The Department of Health in the UK has agreed to fund a national programme to improve the availability of a groundbreaking transplant treatment for diabetes, which involves the use of islet cells from the pancreas.
It comes after clinical trials of an injection of the insulin creating cells taken from a donor have shown a great success.
Over a dozen patients with unstable type 1 diabetes underwent transplants of pancreas cells during the trials. Some of them were completely 'cured' of the condition and no longer required to take insulin, while some improved so much that they stopped having life-threatening seizures.
Type 1 diabetes can be caused by an infection or a defect in the immune system that causes the body to destroy its own insulin producing cells in the pancreas, and patients suffering from it need to inject themselves with the hormone daily.
It is different from type 2 diabetes that is mostly triggered by obesity, and can often be controlled with diet.
"The funding from the Department of Health is excellent news for people with life threatening diabetes. These patients live with a daily fear of having a dangerous hypo attack and this treatment will offer them the chance to have a normal life again," the Telegraph quoted Paul Johnson, Director of Oxford Islet Transplant Programme based at the Churchill Hospital and Oxford University, as saying.
"The ultimate aim is to eventually be able to reverse diabetes in children soon after diagnosis preventing them from getting these life threatening complications but further research is needed first," he added.
Researchers at Oxford, King's College Hospital and the Royal Free in London will isolate and harvest the cells from the donor organs. The transplants will be offered to around 20 patients in the first year, and more after that.
For the transplant, the islet cells are taken from the pancreas of a dead organ donor, and grown in the laboratory for two days.
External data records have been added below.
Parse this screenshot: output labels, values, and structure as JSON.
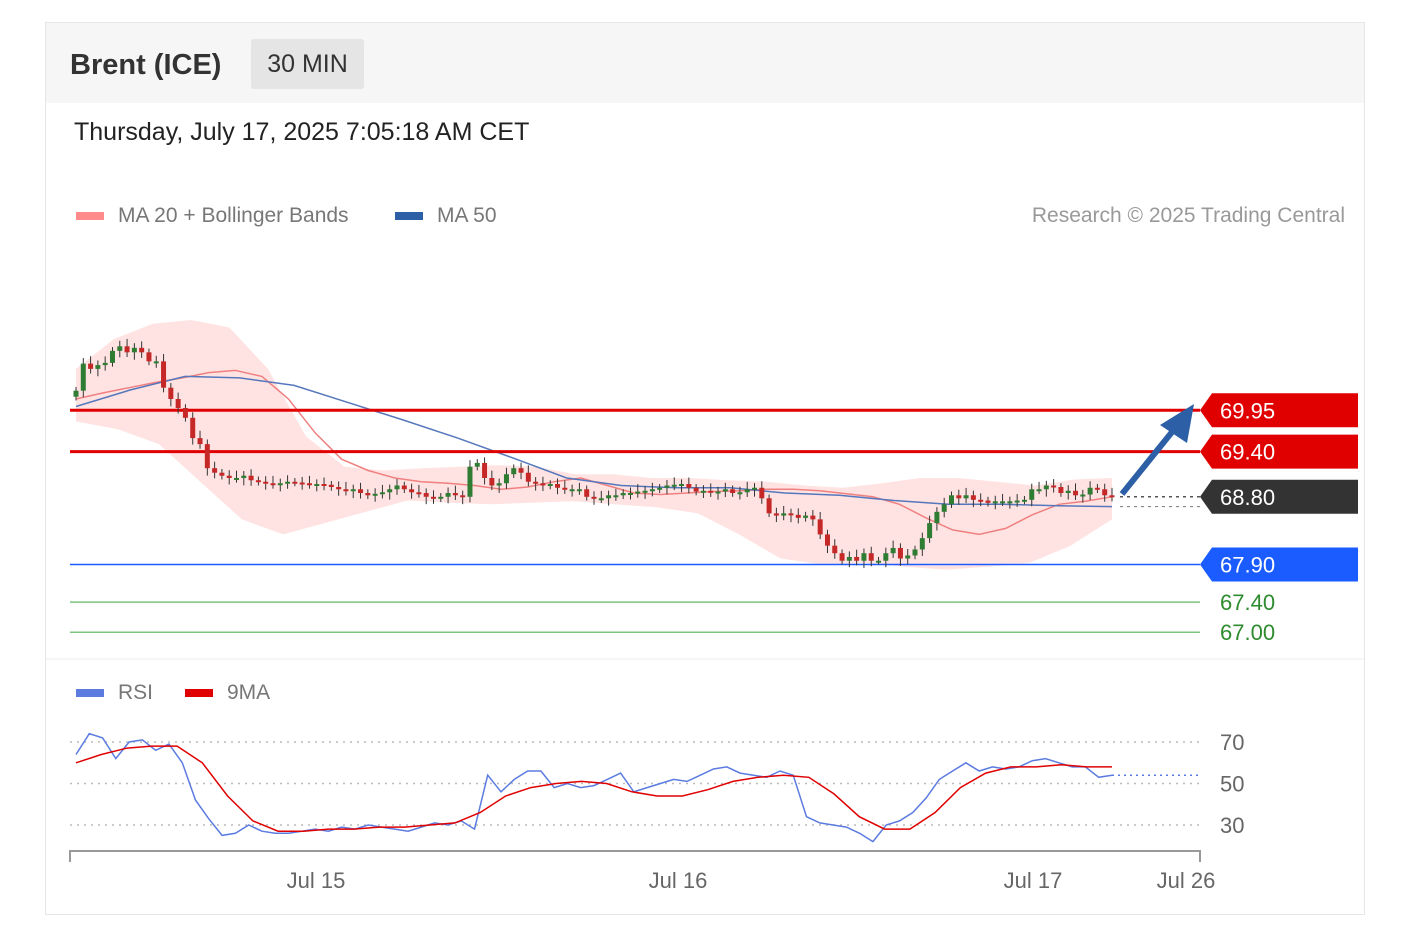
{
  "header": {
    "instrument": "Brent (ICE)",
    "timeframe": "30 MIN",
    "timestamp": "Thursday, July 17, 2025 7:05:18 AM CET"
  },
  "legend": {
    "ma20_label": "MA 20 + Bollinger Bands",
    "ma50_label": "MA 50",
    "credit": "Research © 2025 Trading Central",
    "rsi_label": "RSI",
    "rsi_ma_label": "9MA"
  },
  "colors": {
    "bull_candle": "#2e7d32",
    "bear_candle": "#c62828",
    "bollinger_fill": "#ffdede",
    "ma20": "#f08080",
    "ma50": "#5577bb",
    "resistance": "#e00000",
    "support_primary": "#1a5cff",
    "support_secondary": "#7bc47b",
    "current_price": "#333333",
    "rsi": "#5b7be0",
    "rsi_ma": "#e00000",
    "arrow": "#2c5fa5"
  },
  "chart_data": [
    {
      "type": "candlestick",
      "title": "Brent (ICE) 30 MIN",
      "ylim": [
        66.9,
        71.1
      ],
      "x_ticks": [
        "Jul 15",
        "Jul 16",
        "Jul 17",
        "Jul 26"
      ],
      "current_price": "68.80",
      "projection": "upward toward 69.95",
      "levels": [
        {
          "value": "69.95",
          "type": "resistance"
        },
        {
          "value": "69.40",
          "type": "resistance"
        },
        {
          "value": "68.80",
          "type": "current"
        },
        {
          "value": "67.90",
          "type": "support"
        },
        {
          "value": "67.40",
          "type": "support"
        },
        {
          "value": "67.00",
          "type": "support"
        }
      ],
      "close_series": [
        70.21,
        70.57,
        70.5,
        70.55,
        70.58,
        70.74,
        70.8,
        70.72,
        70.78,
        70.72,
        70.6,
        70.6,
        70.25,
        70.1,
        69.98,
        69.85,
        69.58,
        69.5,
        69.18,
        69.12,
        69.08,
        69.05,
        69.05,
        69.08,
        69.02,
        69.0,
        68.98,
        68.97,
        68.98,
        69.0,
        68.99,
        68.98,
        68.97,
        68.97,
        68.96,
        68.93,
        68.9,
        68.88,
        68.9,
        68.85,
        68.82,
        68.84,
        68.86,
        68.9,
        68.95,
        68.9,
        68.86,
        68.85,
        68.8,
        68.78,
        68.8,
        68.85,
        68.82,
        68.8,
        69.2,
        69.25,
        69.05,
        68.95,
        68.98,
        69.1,
        69.18,
        69.12,
        69.0,
        68.98,
        68.95,
        68.97,
        68.92,
        68.9,
        68.9,
        68.9,
        68.8,
        68.78,
        68.78,
        68.82,
        68.82,
        68.85,
        68.85,
        68.87,
        68.88,
        68.9,
        68.92,
        68.95,
        68.96,
        68.97,
        68.92,
        68.87,
        68.88,
        68.86,
        68.87,
        68.9,
        68.85,
        68.86,
        68.9,
        68.92,
        68.78,
        68.58,
        68.55,
        68.58,
        68.56,
        68.52,
        68.55,
        68.5,
        68.3,
        68.15,
        68.05,
        67.95,
        68.0,
        67.95,
        68.05,
        67.95,
        67.95,
        68.05,
        68.12,
        67.98,
        68.02,
        68.1,
        68.25,
        68.45,
        68.6,
        68.7,
        68.82,
        68.78,
        68.82,
        68.76,
        68.75,
        68.72,
        68.74,
        68.74,
        68.74,
        68.75,
        68.76,
        68.9,
        68.9,
        68.95,
        68.93,
        68.85,
        68.88,
        68.82,
        68.83,
        68.92,
        68.9,
        68.82,
        68.8
      ],
      "ma20_series": [
        70.1,
        70.18,
        70.25,
        70.32,
        70.38,
        70.45,
        70.48,
        70.4,
        70.1,
        69.65,
        69.3,
        69.15,
        69.05,
        69.0,
        68.98,
        68.95,
        68.9,
        68.93,
        69.0,
        69.05,
        68.95,
        68.85,
        68.83,
        68.85,
        68.87,
        68.88,
        68.9,
        68.9,
        68.88,
        68.84,
        68.8,
        68.7,
        68.52,
        68.36,
        68.3,
        68.38,
        68.56,
        68.7,
        68.74,
        68.8
      ],
      "ma50_series": [
        70.0,
        70.22,
        70.4,
        70.38,
        70.28,
        70.05,
        69.82,
        69.58,
        69.32,
        69.05,
        68.95,
        68.92,
        68.92,
        68.85,
        68.82,
        68.75,
        68.7,
        68.7,
        68.68,
        68.67
      ],
      "bollinger_upper": [
        70.5,
        70.9,
        71.1,
        71.15,
        71.05,
        70.5,
        69.6,
        69.2,
        69.15,
        69.18,
        69.2,
        69.22,
        69.2,
        69.1,
        69.1,
        69.05,
        69.05,
        69.02,
        69.0,
        68.95,
        68.92,
        68.98,
        69.05,
        69.05,
        69.0,
        68.95,
        69.03,
        69.05
      ],
      "bollinger_lower": [
        69.8,
        69.7,
        69.5,
        69.0,
        68.5,
        68.3,
        68.45,
        68.6,
        68.75,
        68.72,
        68.7,
        68.72,
        68.74,
        68.7,
        68.66,
        68.58,
        68.3,
        67.98,
        67.9,
        67.92,
        67.87,
        67.83,
        67.87,
        67.92,
        68.15,
        68.5
      ]
    },
    {
      "type": "line",
      "title": "RSI",
      "ylim": [
        15,
        85
      ],
      "y_ticks": [
        "70",
        "50",
        "30"
      ],
      "series": [
        {
          "name": "RSI",
          "values": [
            64,
            74,
            72,
            62,
            70,
            71,
            66,
            69,
            60,
            42,
            33,
            25,
            26,
            30,
            27,
            26,
            26,
            27,
            28,
            27,
            29,
            28,
            30,
            29,
            28,
            27,
            29,
            31,
            30,
            32,
            28,
            54,
            46,
            52,
            56,
            56,
            48,
            50,
            48,
            49,
            52,
            55,
            46,
            48,
            50,
            52,
            51,
            54,
            57,
            58,
            55,
            54,
            53,
            56,
            54,
            34,
            31,
            30,
            29,
            26,
            22,
            30,
            32,
            36,
            43,
            52,
            56,
            60,
            56,
            58,
            57,
            58,
            61,
            62,
            60,
            58,
            58,
            53,
            54
          ]
        },
        {
          "name": "9MA",
          "values": [
            60,
            64,
            67,
            68,
            68,
            60,
            44,
            32,
            27,
            27,
            28,
            28,
            29,
            29,
            30,
            31,
            36,
            44,
            48,
            50,
            51,
            50,
            46,
            44,
            44,
            47,
            51,
            53,
            54,
            53,
            45,
            34,
            28,
            28,
            36,
            48,
            55,
            58,
            58,
            59,
            58,
            58
          ]
        }
      ]
    }
  ]
}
To have a successful transplant, more than 300,000 cells are needed, and patients can have maximum of two transplants.
The cells are injected into the liver where they start producing insulin.
In the longer term, it is hoped that cells may be taken from living donors, created from stem cells, or harvested from genetically modified pigs.
Only most serious cases will be considered for transplants because patients will have to take immunosurpressant drugs for the rest of their lives, which can increase the risk of infections and even cancer.
The Department of Health will invest up to 2.34 million pounds in islet transplant services in the first year, increasing to 7.32 million pounds a year.